TEMPO.CO, Banyuwangi - Balai Konservasi Sumber Daya Alam Yogyakarta melepasliarkan lima kucing hutan (Felis bengalensis) di Taman Nasional Meru Betiri. Lima kucing hutan tersebut merupakan hasil operasi penertiban selama 2015.
Pelepasliaran kucing hutan tersebut dilakukan Kepala BKSDA Yogyakarta Ammy Nurwati dan Kepala TN Meru Betiri Pratono Suroso di Resor Sukamade TN Meru Betiri, Desa Sarongan, Kecamatan Pesanggaran, Banyuwangi, Jawa Timur, Selasa, 15 Desember 2015. Kucing hutan yang dilepaskan terdiri atas empat ekor jantan dan satu betina.
Kordinator Polisi Hutan BKSDA Yogyakarta, Sulistyo Widodo, menjelaskan, lima kucing hutan itu diamankan dalam tiga operasi penertiban. Yakni dua operasi di Kulon Progro pada 21 Agustus 2015 dan 23 Agustus 2015. Pada operasi pertama, BKSDA mengamankan dua ekor dan satu ekor pada operasi kedua. “Terakhir, BKSDA mengamankan dua ekor di Pasar Satwa dan Tanaman Hias Yogyakarta,” katanya saat dihubungi Tempo, Selasa, 15 Desember 2015.
Menurut Sulistyo, warga mendapatkan satwa dilindungi itu dari hutan sekitar Kulon Progo.

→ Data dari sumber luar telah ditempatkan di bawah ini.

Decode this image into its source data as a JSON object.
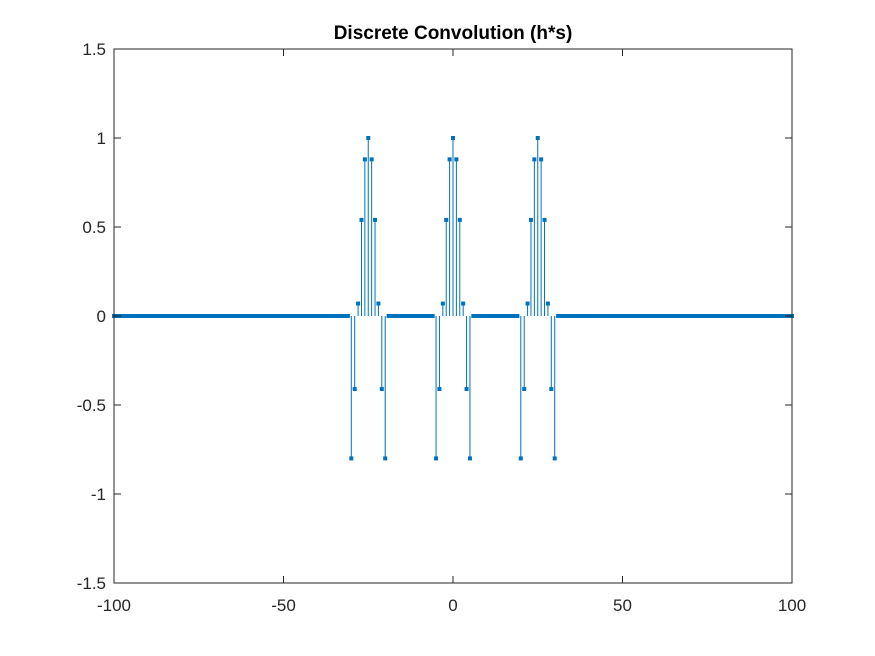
{
  "chart_data": {
    "type": "stem",
    "title": "Discrete Convolution (h*s)",
    "xlabel": "",
    "ylabel": "",
    "xlim": [
      -100,
      100
    ],
    "ylim": [
      -1.5,
      1.5
    ],
    "xticks": [
      -100,
      -50,
      0,
      50,
      100
    ],
    "xtick_labels": [
      "-100",
      "-50",
      "0",
      "50",
      "100"
    ],
    "yticks": [
      -1.5,
      -1,
      -0.5,
      0,
      0.5,
      1,
      1.5
    ],
    "ytick_labels": [
      "-1.5",
      "-1",
      "-0.5",
      "0",
      "0.5",
      "1",
      "1.5"
    ],
    "grid": false,
    "color": "#0072BD",
    "n_range": [
      -100,
      100
    ],
    "nonzero_points": [
      {
        "n": -30,
        "y": -0.8
      },
      {
        "n": -29,
        "y": -0.41
      },
      {
        "n": -28,
        "y": 0.07
      },
      {
        "n": -27,
        "y": 0.54
      },
      {
        "n": -26,
        "y": 0.88
      },
      {
        "n": -25,
        "y": 1.0
      },
      {
        "n": -24,
        "y": 0.88
      },
      {
        "n": -23,
        "y": 0.54
      },
      {
        "n": -22,
        "y": 0.07
      },
      {
        "n": -21,
        "y": -0.41
      },
      {
        "n": -20,
        "y": -0.8
      },
      {
        "n": -5,
        "y": -0.8
      },
      {
        "n": -4,
        "y": -0.41
      },
      {
        "n": -3,
        "y": 0.07
      },
      {
        "n": -2,
        "y": 0.54
      },
      {
        "n": -1,
        "y": 0.88
      },
      {
        "n": 0,
        "y": 1.0
      },
      {
        "n": 1,
        "y": 0.88
      },
      {
        "n": 2,
        "y": 0.54
      },
      {
        "n": 3,
        "y": 0.07
      },
      {
        "n": 4,
        "y": -0.41
      },
      {
        "n": 5,
        "y": -0.8
      },
      {
        "n": 20,
        "y": -0.8
      },
      {
        "n": 21,
        "y": -0.41
      },
      {
        "n": 22,
        "y": 0.07
      },
      {
        "n": 23,
        "y": 0.54
      },
      {
        "n": 24,
        "y": 0.88
      },
      {
        "n": 25,
        "y": 1.0
      },
      {
        "n": 26,
        "y": 0.88
      },
      {
        "n": 27,
        "y": 0.54
      },
      {
        "n": 28,
        "y": 0.07
      },
      {
        "n": 29,
        "y": -0.41
      },
      {
        "n": 30,
        "y": -0.8
      }
    ],
    "default_value": 0
  }
}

Namun BKSDA tidak memproses hukum terhadap para pelaku. Pelaku hanya diminta membuat surat pernyataan agar tak menjual kucing hutan kembali. Sebab, Sulistyo menduga, masih banyak warga belum mengetahui bahwa kucing hutan termasuk hewan yang dilindungi undang-undang. “Biasanya warga beranggapan kucing hutan sama seperti kucing domestik,” ucapnya.
BKSDA Yogyakarta baru pertama kali melepasliarkan kucing hutan di Taman Nasional Meru Betiri. Alasannya, kata Sulistyo, Meru Betiri merupakan habitat asli kucing hutan. Dengan luas Meru Betiri hingga 58 ribu hektare, Sulistyo berharap, kucing hutan tidak keluar dari kawasan habitatnya. Biasanya, BKSDA Yogyakarta melepasliarkan kucing hutan di Suaka Margasatwa Sermo di Kulon Progo.
Dalam siaran pers BKSDA kepada Tempo, dijelaskan bahwa kucing hutan merupakan spesies terancam punah dan termasuk satwa liar mamalia yang dilindungi Undang-Undang Nomor 5 Tahun 1990. Dalam konvensi perdagangan internasional untuk spesies-spesies tumbuhan dan satwa liar, kucing hutan masuk daftar Apendiks II.
Kemudian, menurut International Union for the Conservation of Nature and Natural Resources atau (IUCN), kucing hutan berkategori least concern. Artinya, apabila tidak ada upaya perlindungan dan konservasi, kucing hutan akan mengalami kepunahan. Habitat kucing hutan saat ini makin berkurang seiring dengan masifnya alih fungsi hutan dan meningkatnya perburuan satwa.